Helsinki Library
ALA Architects

On June 14, a unanimous jury named ALA Architects the winner of the city of Helsinki’s open, international competition for the design of the new Helsinki Central Library. The announcement was made at a well-attended ceremony at the Helsinki Music Center, adjacent to the library building site in the Helsinki Töölö Bay cultural district. With the award of first prize and 50,000 Euros to ALA Architects, the jury also recommended that the building commission proceed with the Finnish partnership, known for the dramatic forms of their recently opened Kilden Performing Arts Center in Kristiansand, Norway. ("Käännös," the name of ALA's winning scheme, is a characteristically multi-layered Finnish noun, meaning “translation,” “turn,” “prose,” or “swerve,” depending on the context.)

“It is difficult to imagine a project which would be a better trial for the current potentials of architecture. Our initial question has been: can we create a public space which is relevant and rewarding in the digital age?” said ALA’s Antti Nousjoki upon receiving the award. ALA’s proposed design responds to the site and the goals of the library program. The interplay between the arched, curving, exterior wooden shell and the public and private spaces of the building’s three floors produces a strong urban form, and a set of purposeful interior spaces. The jury characterized the winning entry as: “… of a very high quality, executed with relaxed, broad strokes, and memorable. The proposal provides excellent premises for the development of a completely new functional concept for the library. The building has a unique appeal and the prerequisites to become the new symbolic building which Helsinki residents, library users, as well as the staff, will readily adopt as their own.”

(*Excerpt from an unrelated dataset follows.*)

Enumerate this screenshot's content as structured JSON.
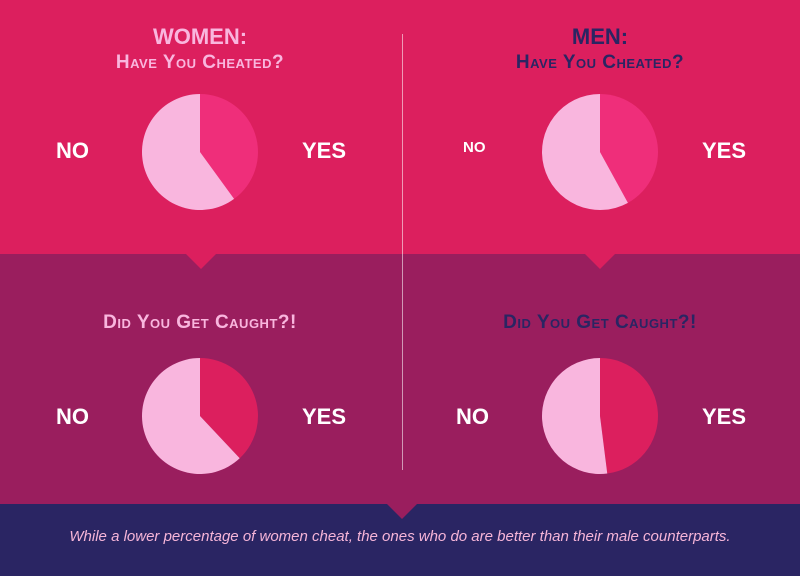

Befitting Helsinki’s status as a leading city in sustainable urban design, “the demands on ecological efficiency were especially high in this architectural competition,” said Helsinki Deputy Mayor Ritva Viljanen, chairperson of the jury. The new building will be sited in the Töölö Bay architectural district, between Eliel Saarinen’s Central Railway Station, SARC’s Sanoma Media House, Steven Holl’s Kiasma Museum of Contemporary Art, and J.S. Siren’s Finnish Parliament House, along with the Helsinki Music Center, completed last year by LPR Architects. The expectations for the library are high, according to Viljanen and the jury: “The Central Library will complete the Töölönlahti area with its cultural buildings and bring to it an art form that is now missing - literary art and literature.”

Peter MacKeith is an associate professor of architecture at Washington University in St. Louis. He curated the Nordic Pavilion at the 13th Biennale of Architecture in Venice (2012).